A man in black motorcycle gear and helmet walks alone through a desert landscape. He scrambles up sand dunes, his breathing laboured and his heart pounding, before finally he reaches the sea shore. Flinging the helmet aside with relief, he surrenders himself to the waves and is quickly submerged.
This astonishing sequence opens Revolution Of Sound, a fascinating feature-length documentary on electronic music pioneers Tangerine Dream. The man in black is group founder and leader Edgar Froese, one of the most important figures in progressive music, something which this film by Margarete Kreuzer (and co-produced by his widow Bianca Froese-Acquaye) seeks to make abundantly clear.
Following Froese from his early years playing beat music in West Berlin up until his death in January 2015, it depicts him not only as the driving force behind TD, but also its philosopher-in-chief, an evangelist for the near-mystical power of the “regulated sounds” that new synthesiser technology could achieve. Indeed, images of the band’s latter‑day incarnation in flowing white robes suggest some kind of benign religious cult as much as a musical ensemble.
Throughout the film, TD are positioned as being explorers of both inner and outer space. In that opening sequence, we see that Froese has wired himself up, recording his heartbeat and breathing to be played back and manipulated later as part of his music, “experiencing oneself with the greatest possible intensity”, as he puts it. Elsewhere, Froese talks about how TD can help listeners escape their own “personal gravity”, but they must concentrate and collaborate with the music in order to achieve this. The flip side, of course, is the band as science fiction made dramatically real, “space adepts” sent to Earth to channel the universe’s cosmic waves.

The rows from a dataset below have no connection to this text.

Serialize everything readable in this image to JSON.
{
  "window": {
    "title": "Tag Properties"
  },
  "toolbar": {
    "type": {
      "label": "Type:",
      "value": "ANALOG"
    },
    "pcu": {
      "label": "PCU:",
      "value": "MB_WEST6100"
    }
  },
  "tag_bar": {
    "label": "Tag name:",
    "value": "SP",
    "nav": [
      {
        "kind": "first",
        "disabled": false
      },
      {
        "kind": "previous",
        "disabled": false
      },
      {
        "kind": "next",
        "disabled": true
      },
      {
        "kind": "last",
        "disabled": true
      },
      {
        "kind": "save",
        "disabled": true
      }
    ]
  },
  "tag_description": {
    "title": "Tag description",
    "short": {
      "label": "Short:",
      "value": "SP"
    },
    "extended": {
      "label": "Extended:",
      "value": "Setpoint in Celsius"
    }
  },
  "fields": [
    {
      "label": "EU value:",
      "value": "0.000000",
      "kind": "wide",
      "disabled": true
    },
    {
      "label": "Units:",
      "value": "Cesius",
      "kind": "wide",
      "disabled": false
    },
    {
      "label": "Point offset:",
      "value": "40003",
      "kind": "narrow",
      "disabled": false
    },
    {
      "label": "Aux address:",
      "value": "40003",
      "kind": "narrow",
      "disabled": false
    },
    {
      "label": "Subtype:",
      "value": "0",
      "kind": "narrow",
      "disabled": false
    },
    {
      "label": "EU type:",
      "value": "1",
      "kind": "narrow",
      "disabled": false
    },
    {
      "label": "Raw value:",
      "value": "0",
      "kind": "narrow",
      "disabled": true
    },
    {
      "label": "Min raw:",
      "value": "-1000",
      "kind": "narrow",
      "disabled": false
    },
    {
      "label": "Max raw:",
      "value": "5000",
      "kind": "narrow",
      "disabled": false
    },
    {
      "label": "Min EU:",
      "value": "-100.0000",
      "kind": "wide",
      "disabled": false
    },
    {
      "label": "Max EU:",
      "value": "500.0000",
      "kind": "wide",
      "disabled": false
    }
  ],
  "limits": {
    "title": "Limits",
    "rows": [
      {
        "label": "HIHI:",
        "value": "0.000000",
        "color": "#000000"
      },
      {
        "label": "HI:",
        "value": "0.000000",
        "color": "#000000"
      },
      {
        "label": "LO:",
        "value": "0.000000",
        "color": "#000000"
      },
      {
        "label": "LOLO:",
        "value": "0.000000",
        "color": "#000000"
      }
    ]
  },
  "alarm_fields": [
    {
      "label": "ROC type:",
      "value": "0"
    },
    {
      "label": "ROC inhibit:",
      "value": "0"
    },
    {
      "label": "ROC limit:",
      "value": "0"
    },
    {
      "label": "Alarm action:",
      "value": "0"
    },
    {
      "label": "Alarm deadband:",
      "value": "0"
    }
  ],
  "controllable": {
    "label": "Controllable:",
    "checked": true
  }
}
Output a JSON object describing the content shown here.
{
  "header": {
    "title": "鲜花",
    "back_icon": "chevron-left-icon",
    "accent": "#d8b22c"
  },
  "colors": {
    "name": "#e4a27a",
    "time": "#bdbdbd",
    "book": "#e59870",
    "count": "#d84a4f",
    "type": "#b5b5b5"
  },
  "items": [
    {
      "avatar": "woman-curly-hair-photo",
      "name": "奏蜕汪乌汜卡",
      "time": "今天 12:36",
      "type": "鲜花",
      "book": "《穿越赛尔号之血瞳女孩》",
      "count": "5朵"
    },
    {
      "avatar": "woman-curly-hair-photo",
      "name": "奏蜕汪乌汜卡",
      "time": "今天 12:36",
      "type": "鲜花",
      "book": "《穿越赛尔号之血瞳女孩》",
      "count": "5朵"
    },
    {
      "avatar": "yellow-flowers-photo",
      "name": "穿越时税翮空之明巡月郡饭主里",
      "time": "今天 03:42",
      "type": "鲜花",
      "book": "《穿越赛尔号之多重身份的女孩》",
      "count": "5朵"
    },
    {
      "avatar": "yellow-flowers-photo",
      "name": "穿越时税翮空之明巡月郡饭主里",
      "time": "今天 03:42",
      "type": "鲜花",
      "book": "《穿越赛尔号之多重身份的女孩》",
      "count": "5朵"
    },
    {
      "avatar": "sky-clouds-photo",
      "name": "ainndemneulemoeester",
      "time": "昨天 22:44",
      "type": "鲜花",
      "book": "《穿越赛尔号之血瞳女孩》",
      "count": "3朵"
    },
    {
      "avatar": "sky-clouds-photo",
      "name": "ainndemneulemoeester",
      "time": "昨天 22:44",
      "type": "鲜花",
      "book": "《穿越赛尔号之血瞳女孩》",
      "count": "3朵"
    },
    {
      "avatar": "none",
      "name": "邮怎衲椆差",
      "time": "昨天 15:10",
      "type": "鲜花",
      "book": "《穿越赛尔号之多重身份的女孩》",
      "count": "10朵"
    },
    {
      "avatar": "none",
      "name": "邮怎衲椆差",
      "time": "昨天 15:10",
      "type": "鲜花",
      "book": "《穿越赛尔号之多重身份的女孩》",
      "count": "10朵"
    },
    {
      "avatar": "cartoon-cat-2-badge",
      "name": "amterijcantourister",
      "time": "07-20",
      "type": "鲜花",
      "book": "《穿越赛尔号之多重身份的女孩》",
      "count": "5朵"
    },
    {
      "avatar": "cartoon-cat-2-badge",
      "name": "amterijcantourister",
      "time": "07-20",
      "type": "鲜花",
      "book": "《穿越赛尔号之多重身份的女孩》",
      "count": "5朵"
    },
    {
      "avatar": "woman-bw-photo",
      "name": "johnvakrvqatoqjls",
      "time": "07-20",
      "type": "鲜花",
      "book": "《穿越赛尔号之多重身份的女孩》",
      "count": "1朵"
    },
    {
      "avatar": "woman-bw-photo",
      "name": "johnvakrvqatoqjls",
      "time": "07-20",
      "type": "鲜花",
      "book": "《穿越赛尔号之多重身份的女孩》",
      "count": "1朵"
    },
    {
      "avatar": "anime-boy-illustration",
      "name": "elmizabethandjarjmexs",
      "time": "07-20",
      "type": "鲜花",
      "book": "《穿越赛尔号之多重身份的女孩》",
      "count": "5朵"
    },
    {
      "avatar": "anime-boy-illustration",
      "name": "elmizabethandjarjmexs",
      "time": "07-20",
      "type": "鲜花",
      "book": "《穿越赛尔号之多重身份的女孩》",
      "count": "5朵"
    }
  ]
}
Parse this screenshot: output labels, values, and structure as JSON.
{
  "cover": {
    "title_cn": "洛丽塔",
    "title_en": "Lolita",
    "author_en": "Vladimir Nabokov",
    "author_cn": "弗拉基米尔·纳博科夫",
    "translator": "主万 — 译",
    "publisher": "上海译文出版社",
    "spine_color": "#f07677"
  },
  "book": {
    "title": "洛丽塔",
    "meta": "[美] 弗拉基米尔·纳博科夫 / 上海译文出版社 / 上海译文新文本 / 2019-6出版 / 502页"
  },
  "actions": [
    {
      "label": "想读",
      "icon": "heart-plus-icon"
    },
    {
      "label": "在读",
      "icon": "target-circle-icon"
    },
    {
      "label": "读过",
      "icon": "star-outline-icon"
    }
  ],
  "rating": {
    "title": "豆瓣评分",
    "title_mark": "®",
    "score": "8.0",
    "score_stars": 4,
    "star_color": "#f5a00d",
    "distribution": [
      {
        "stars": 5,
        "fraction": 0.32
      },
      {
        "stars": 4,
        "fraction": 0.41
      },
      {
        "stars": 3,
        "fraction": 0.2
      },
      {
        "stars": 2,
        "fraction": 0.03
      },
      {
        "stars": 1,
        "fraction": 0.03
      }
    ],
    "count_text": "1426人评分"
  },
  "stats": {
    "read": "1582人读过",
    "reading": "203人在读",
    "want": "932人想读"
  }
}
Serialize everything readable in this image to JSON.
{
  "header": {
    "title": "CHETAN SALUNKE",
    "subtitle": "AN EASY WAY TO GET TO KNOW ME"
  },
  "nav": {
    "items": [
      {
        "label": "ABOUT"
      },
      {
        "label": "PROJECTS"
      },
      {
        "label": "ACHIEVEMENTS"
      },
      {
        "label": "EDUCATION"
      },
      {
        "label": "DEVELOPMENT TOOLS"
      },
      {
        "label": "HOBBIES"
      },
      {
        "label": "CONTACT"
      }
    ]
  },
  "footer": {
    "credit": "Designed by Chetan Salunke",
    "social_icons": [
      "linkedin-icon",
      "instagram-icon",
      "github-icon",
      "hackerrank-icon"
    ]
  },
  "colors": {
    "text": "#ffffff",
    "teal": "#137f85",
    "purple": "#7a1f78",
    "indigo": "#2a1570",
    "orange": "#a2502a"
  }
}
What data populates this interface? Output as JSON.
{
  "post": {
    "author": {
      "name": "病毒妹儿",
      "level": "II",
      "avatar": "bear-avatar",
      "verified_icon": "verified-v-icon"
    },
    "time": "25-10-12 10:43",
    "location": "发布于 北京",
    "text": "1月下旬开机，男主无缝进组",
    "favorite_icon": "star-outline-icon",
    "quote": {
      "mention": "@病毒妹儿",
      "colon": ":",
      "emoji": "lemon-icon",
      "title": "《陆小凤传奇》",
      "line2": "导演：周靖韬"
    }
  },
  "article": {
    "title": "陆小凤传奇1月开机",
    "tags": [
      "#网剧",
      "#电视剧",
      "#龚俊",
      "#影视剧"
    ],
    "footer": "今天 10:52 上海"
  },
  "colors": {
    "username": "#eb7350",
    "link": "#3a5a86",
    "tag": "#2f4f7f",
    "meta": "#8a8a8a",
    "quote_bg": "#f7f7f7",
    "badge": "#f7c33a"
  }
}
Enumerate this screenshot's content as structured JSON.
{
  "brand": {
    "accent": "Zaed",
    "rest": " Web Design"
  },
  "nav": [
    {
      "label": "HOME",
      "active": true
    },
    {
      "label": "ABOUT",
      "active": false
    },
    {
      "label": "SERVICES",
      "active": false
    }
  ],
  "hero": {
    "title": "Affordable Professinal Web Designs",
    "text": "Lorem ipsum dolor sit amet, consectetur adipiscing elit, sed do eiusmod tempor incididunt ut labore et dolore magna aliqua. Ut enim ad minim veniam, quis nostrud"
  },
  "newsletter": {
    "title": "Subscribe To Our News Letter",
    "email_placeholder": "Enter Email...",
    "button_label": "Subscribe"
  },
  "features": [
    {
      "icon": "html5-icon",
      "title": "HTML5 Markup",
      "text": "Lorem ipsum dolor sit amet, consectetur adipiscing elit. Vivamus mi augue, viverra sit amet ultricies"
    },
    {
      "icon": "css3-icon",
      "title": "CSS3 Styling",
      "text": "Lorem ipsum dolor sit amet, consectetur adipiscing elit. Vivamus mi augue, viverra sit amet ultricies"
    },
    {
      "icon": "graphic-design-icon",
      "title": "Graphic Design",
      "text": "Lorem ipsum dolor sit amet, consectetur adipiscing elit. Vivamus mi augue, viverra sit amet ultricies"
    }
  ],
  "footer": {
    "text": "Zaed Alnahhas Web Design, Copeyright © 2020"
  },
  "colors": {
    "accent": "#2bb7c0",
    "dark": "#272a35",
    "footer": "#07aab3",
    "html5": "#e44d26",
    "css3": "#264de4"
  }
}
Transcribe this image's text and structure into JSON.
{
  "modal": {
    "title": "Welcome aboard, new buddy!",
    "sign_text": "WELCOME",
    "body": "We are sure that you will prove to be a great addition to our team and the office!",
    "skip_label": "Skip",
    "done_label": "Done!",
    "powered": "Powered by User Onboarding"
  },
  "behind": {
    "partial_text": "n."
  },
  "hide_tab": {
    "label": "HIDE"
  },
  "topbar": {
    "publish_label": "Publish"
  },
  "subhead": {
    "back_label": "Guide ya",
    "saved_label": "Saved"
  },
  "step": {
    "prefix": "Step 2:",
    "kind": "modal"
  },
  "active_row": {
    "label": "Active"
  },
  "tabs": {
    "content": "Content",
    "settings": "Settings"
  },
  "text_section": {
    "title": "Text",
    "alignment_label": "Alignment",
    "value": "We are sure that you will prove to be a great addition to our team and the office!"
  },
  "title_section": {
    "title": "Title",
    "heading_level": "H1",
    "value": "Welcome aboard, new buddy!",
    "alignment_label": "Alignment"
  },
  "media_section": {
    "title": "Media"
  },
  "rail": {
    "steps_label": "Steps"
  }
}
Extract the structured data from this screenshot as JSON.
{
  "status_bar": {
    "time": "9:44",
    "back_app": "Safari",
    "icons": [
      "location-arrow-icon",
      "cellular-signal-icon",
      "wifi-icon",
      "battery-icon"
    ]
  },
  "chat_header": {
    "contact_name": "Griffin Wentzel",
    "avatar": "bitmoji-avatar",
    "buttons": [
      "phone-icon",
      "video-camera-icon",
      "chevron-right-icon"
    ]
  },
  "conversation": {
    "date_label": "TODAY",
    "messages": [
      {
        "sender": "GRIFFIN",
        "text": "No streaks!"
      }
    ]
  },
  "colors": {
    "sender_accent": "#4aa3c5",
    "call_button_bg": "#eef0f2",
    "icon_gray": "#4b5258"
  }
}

The film benefits enormously from having a calm, lucid voiceover by Froese himself, created from a series of interviews conducted just prior to his death, which give it a wonderfully meditative feel – no tales of wild parties or groupies here. Instead, there’s Jean-Michel Jarre describing them as being a perfect combination of “poetry and mathematics”.
It’s by no means completely po-faced, though – there’s also a priceless clip of Froese dressed as an alien, complete with springy antennae, from a 1980 German sci-fi movie.
Featuring fantastic footage from late-60s happenings at Berlin’s Zodiak Arts Club, plus classic-era concerts and home movies, there’s plenty to delight the eye, but it’s Froese’s words that make Revolution Of Sound special. As he would say, it’s “a synchronised heart/music experience”.